さらに、2021年3月よりMFJの公式WEBサイトを全面リニューアルし、スマホ閲覧に対応させた結果、モバイル端末での閲覧割合が50%から約70%へと高まり、アクセス数も向上しました。
公式WEBサイトのコンテンツも見直され、従来までのレース説明だけではなくオススメの観戦スポット紹介など、初めてレース観戦に行くユーザーでも楽しめる情報を主軸にすることで、レースだけではなく会場でも楽しく快適に過ごせるよう改善されています。
モーターサイクルスポーツがライダーの楽しみの一つになって欲しい
鈴木会長によると、 MFJはこれまでモーターサイクルスポーツの普及振興に向けた活動を行ってきましたが、大半のバイクユーザーにとってレースは遠い存在で、魅力が伝わっておらず、興味を持つまでには至らなかったと振り返ります。
そこでバイクユーザーと直接のタッチポイントである二輪販売店との接点を作り、ユーザーサービスの一環としてレース観戦やレース場でのアクティビティに利用していただきたいとの思いから、一昨年からメーカー販売会社と共に「モーターサイクルスポーツ普及対策部会」という会議体を作り、販売店にレースのeチケット取り扱いを依頼するなどの活動を始めました。
将来的に目指すのは、日本におけるモーターサイクルスポーツがエンターテイメントとして確立し、バイクユーザーにとってツーリングやキャンプと並ぶ“楽しみ方”のひとつのアクティビティとなることです。

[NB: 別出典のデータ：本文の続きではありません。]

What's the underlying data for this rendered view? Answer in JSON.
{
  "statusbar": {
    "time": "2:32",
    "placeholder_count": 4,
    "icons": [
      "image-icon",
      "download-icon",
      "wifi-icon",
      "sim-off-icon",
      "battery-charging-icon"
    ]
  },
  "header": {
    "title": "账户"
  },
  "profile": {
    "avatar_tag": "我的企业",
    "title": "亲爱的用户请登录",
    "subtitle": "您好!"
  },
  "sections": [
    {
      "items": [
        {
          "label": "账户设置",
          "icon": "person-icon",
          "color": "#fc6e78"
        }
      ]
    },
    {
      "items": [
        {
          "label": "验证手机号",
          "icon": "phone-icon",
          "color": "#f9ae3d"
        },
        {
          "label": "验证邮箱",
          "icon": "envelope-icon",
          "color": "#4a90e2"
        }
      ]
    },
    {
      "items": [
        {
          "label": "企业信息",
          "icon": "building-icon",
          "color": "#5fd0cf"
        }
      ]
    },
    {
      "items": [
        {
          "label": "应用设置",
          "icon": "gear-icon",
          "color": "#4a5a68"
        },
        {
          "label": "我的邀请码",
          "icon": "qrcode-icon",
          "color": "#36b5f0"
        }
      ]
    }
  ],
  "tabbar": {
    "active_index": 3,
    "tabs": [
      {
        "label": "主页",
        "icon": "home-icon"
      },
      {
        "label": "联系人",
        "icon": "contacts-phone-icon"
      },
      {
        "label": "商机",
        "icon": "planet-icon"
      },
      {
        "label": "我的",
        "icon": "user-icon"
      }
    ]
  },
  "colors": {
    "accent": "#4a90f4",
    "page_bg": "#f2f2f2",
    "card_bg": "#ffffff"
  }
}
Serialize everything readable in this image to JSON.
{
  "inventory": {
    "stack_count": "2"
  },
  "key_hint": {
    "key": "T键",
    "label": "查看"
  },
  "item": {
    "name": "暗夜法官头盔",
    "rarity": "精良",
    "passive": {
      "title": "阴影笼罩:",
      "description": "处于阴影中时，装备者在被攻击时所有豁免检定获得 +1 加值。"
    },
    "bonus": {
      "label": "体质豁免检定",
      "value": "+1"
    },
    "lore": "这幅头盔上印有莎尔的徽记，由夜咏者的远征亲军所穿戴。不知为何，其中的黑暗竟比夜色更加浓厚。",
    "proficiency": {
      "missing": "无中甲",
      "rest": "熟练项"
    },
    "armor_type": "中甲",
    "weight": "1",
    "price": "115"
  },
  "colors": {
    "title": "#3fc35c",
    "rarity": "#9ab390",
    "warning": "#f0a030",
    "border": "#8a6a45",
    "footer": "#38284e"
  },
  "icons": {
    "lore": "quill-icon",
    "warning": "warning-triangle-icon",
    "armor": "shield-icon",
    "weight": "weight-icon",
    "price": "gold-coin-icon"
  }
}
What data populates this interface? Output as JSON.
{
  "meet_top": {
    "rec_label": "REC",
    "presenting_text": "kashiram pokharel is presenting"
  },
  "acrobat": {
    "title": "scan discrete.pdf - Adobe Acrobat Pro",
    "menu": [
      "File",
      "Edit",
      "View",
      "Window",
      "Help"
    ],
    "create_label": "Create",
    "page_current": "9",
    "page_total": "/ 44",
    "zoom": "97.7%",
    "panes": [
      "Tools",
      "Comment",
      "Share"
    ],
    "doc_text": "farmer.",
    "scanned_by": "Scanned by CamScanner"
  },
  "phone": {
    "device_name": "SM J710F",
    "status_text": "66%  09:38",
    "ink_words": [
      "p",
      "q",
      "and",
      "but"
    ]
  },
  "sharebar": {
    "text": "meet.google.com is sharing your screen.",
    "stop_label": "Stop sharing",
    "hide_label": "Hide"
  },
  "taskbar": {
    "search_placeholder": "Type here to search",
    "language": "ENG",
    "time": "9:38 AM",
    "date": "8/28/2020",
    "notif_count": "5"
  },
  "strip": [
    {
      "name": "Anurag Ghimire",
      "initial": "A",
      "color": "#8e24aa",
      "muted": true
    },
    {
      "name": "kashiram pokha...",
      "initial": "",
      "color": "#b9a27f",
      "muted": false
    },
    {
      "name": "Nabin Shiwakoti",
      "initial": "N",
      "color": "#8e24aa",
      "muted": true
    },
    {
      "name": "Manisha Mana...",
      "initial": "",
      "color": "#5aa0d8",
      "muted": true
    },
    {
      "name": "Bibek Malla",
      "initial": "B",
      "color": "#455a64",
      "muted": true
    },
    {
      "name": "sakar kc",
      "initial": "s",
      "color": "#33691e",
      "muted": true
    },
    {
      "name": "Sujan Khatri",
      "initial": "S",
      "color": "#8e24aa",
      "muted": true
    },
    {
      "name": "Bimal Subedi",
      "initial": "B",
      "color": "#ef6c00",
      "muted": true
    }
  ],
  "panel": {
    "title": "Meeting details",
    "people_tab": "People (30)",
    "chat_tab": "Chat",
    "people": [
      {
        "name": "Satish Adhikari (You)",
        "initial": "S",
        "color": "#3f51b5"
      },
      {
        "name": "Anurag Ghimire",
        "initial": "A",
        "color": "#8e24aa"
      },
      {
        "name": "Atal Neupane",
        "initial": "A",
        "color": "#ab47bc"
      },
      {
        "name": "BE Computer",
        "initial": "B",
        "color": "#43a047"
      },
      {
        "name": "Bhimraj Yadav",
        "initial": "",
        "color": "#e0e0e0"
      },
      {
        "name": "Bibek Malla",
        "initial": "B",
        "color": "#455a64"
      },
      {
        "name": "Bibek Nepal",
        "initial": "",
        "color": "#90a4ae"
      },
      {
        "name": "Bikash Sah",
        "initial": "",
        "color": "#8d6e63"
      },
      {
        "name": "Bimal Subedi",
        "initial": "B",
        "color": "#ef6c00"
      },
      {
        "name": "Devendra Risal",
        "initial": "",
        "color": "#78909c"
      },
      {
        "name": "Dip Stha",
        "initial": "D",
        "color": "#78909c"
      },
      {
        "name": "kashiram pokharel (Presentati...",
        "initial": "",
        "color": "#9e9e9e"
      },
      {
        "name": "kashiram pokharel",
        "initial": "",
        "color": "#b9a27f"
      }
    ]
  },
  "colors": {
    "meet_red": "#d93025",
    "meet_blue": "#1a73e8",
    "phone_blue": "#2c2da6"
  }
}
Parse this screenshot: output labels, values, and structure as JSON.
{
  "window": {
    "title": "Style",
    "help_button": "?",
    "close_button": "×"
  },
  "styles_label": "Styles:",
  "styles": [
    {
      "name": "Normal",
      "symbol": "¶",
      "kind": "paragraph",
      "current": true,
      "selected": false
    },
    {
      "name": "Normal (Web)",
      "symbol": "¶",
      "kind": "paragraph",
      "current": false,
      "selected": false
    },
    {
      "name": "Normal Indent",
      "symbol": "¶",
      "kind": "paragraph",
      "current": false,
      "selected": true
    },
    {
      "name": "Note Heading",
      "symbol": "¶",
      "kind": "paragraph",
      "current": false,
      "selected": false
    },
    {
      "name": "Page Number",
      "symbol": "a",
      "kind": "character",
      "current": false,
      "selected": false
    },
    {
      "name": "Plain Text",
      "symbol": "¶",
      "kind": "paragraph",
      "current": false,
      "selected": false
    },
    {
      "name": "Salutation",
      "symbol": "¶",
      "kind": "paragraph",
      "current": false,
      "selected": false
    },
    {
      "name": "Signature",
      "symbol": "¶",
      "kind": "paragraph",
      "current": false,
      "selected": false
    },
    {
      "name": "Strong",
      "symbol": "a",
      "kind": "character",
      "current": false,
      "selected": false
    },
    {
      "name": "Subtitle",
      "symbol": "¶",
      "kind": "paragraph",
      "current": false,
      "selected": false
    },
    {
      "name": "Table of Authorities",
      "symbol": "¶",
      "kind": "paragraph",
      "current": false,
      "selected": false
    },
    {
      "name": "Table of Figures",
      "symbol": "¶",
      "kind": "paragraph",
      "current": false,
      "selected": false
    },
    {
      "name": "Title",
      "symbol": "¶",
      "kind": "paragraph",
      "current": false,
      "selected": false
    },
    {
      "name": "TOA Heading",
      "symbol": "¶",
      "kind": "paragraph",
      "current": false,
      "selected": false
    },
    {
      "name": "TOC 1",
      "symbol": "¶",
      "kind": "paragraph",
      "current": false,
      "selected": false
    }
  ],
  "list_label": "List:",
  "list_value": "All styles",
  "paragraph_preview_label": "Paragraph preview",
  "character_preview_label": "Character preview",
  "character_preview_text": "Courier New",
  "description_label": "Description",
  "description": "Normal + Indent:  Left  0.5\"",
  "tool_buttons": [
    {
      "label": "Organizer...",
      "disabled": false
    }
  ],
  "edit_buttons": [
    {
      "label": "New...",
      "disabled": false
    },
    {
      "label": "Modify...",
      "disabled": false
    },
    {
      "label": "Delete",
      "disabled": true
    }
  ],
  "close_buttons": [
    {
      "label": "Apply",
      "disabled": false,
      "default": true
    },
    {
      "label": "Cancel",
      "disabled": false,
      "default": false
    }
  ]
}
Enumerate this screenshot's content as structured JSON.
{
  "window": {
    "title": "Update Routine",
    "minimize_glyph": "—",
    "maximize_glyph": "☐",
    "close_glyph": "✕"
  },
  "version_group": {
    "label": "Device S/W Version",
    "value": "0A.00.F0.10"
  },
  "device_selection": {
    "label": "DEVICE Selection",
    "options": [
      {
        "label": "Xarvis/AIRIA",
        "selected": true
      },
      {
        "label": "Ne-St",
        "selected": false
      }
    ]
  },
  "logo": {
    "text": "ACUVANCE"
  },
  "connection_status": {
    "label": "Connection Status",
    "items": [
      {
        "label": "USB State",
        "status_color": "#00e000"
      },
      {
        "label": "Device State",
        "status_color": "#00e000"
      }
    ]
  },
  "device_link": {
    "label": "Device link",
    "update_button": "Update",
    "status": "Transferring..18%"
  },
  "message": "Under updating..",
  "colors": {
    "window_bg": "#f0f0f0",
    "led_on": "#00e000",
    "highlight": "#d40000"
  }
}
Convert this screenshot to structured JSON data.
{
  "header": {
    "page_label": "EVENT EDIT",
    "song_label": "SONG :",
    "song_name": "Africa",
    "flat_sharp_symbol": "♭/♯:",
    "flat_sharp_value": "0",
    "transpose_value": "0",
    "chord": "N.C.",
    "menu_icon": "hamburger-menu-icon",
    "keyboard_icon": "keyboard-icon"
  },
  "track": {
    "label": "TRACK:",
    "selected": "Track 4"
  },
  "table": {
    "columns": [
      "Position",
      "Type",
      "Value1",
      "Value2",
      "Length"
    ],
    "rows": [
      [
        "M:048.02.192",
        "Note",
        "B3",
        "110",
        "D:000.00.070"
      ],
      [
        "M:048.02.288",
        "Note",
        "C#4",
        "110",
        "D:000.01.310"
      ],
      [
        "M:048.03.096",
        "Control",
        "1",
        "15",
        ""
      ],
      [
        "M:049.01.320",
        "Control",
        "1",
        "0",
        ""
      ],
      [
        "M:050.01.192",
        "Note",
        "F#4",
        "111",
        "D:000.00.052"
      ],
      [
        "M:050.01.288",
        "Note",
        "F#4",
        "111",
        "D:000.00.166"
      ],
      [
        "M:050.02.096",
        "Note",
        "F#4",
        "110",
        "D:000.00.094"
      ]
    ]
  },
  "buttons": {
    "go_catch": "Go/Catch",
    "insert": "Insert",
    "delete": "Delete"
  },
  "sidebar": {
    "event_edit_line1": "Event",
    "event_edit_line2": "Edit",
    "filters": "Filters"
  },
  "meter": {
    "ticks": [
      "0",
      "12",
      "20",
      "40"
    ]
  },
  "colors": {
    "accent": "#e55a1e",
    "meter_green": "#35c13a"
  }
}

そこで昨年は、「SSTR」や「モトライダースフェスタ2022」「大分・阿蘇ツーリングキャンペーン」など、バイク業界における他ジャンルのイベントへ積極的に協賛・露出することで、モーターサイクルスポーツを知るきっかけを作っています。
また、世界のモビリティ産業がカーボンニュートラルへの対応を迫られる中、モータースポーツにおける取り組みが求められています。将来のモータースポーツ継続のためにも必要なことと判断し、今年から全日本ロードレース選手権JSB1000クラスでは100%非化石由来のバイオ燃料を、世界の主要二輪レースに先駆けて導入します。また、全日本トライアルにはEV車両の正式参加を認め、その規則を制定しました。
先に盛り上がったサッカーW杯のように、あるいは日本人選手も大活躍しているメジャーリーグベースボールのように、観客と選手が一体となって、レース会場が大きな歓声に包まれる日がもうすぐ来ることを期待しましょう。